Entre déshumanisation et catastrophe environnementale : l’urgence du désarmement

Chaque jour, l’effroi nous saisit un peu plus. La guerre s’est installée comme une composante permanente de l’actualité sous les yeux impuissants de la communauté internationale qui peine à trouver des solutions satisfaisantes et durables. C’est dans ce contexte d’instabilité que l’ONU organise la semaine du désarmement, du 24 au 30 octobre 2024, pour sensibiliser et encourager les actions visant à réduire les armes, qu’elles soient nucléaires, chimiques, biologiques ou conventionnelles. Paradoxalement, les dépenses militaires mondiales ont atteint 2 443 milliards de dollars en 2023, une hausse de 6,8 % par rapport à 2022, la plus forte depuis 2009, notamment à cause du conflit en Afghanistan. La Belgique s’inscrit également dans cette tendance.

Crédit : Chaikong2511

Civils et environnement : les premières victimes de la puissance des armes  

De Khakiv, en passant par Rafah et Beyrouth, les civils sont en première ligne des conflits. Réfugié·es dans des écoles, des hôpitaux, des souterrains ou simplement chez eux, les populations subissent de plein fouet les frappes des missiles et des drones. Ces armes sont devenues toujours plus perfectionnées, grâce notamment aux nouvelles technologies, les transformant en instrument de destruction massive.
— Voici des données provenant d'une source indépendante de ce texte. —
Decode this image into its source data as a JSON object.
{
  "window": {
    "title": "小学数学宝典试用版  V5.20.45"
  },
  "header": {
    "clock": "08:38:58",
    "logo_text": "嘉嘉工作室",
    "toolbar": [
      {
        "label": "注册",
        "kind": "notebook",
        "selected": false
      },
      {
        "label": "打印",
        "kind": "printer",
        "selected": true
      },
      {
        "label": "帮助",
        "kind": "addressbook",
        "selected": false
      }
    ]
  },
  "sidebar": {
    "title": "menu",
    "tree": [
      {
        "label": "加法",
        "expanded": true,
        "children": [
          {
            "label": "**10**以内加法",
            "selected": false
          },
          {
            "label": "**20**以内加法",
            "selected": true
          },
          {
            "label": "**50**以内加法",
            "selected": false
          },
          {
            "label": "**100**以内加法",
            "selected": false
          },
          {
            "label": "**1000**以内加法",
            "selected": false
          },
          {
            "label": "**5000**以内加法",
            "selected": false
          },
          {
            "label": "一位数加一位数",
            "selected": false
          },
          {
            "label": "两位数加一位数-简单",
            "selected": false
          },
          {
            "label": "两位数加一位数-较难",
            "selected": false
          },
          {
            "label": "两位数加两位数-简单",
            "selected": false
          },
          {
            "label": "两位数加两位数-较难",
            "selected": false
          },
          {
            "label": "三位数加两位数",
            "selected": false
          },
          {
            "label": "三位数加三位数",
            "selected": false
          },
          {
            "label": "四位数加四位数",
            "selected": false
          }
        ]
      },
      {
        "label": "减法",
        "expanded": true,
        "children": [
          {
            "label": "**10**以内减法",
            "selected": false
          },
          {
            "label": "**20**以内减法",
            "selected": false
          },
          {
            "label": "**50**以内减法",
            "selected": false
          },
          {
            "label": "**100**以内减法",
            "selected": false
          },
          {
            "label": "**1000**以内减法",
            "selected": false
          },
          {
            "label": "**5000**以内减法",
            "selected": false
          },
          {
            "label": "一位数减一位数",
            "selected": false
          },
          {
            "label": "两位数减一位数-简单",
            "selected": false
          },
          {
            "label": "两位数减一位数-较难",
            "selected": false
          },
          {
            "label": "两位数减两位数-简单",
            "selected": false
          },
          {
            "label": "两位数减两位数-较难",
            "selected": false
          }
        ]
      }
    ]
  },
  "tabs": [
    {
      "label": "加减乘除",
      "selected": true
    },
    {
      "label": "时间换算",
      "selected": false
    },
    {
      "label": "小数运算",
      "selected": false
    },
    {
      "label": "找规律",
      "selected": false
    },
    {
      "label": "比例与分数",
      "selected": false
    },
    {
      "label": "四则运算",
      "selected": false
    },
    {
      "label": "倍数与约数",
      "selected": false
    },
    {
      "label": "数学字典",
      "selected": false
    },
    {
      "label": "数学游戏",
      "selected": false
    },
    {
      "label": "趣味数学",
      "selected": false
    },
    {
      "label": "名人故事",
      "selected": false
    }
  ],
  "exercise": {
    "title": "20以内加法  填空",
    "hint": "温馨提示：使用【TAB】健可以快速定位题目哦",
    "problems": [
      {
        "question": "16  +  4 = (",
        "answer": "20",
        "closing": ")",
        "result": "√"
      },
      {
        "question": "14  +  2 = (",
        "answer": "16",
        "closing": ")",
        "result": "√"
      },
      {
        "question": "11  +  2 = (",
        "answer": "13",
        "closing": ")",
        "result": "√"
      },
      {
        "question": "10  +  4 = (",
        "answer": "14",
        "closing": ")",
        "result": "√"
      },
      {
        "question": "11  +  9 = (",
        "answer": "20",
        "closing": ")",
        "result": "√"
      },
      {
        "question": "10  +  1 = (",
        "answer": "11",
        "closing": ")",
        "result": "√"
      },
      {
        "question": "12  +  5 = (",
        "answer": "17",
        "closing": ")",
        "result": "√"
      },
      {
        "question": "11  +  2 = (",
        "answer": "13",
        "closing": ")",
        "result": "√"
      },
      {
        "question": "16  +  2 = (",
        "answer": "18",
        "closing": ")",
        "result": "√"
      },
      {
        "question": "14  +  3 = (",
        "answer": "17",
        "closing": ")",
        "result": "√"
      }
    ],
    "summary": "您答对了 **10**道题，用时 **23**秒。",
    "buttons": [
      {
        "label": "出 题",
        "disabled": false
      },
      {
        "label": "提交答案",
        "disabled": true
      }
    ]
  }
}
Par exemple, le Hamas, groupe armé présent dans la bande de Gaza, a utilisé des drones télécommandés pour détruire des infrastructures israéliennes, tandis que l’armée ukrainienne s’appuie sur des algorithmes pour ajuster les trajectoires de ses munitions rodeuses. Mais en termes de technologie, c’est bien l’armée Israélienne qui détient les armes les plus avancées. L’Etat hébreux, est accusé d’utiliser l’intelligence artificielle (IA) afin de cibler des civils. Il s’appuie sur le programme d’IA « Lavender », conçu pour identifier tous les agents présumés des ailes militaires du Hamas, y compris les moins gradés, comme des cibles potentielles pour les bombardements. Cette IA aurait joué un rôle prépondérant dans la première phase de la guerre et identifié 37 000 palestinien·nes comme des militant·es et mis sur une « kill list ». On assiste alors à une déshumanisation des civils en temps de conflit, un processus très commun en période de guerre, qui consiste à considérer une personne ou un groupe comme inferieur, non humain, en dehors des normes et des valeurs de la société. Par ailleurs, l’usage de l’IA dans les conflits posent de nombreuses questions éthiques et notamment relatives à la fiabilité des informations qui sont récoltées. L’utilisation des technologies pourrait même aller plus loin. L’ONU s’inquiète de la prolifération des armes entièrement autonomes, qui pourraient se passer totalement de l’intervention humaine. Ainsi, la robotisation du champ de bataille avance plus vite que la régulation des armes, et ce sont les civils qui en paient le prix le plus lourd.  Mais nous ne devons pas oublier également un second dommage collatéral de cette prolifération : l’environnement.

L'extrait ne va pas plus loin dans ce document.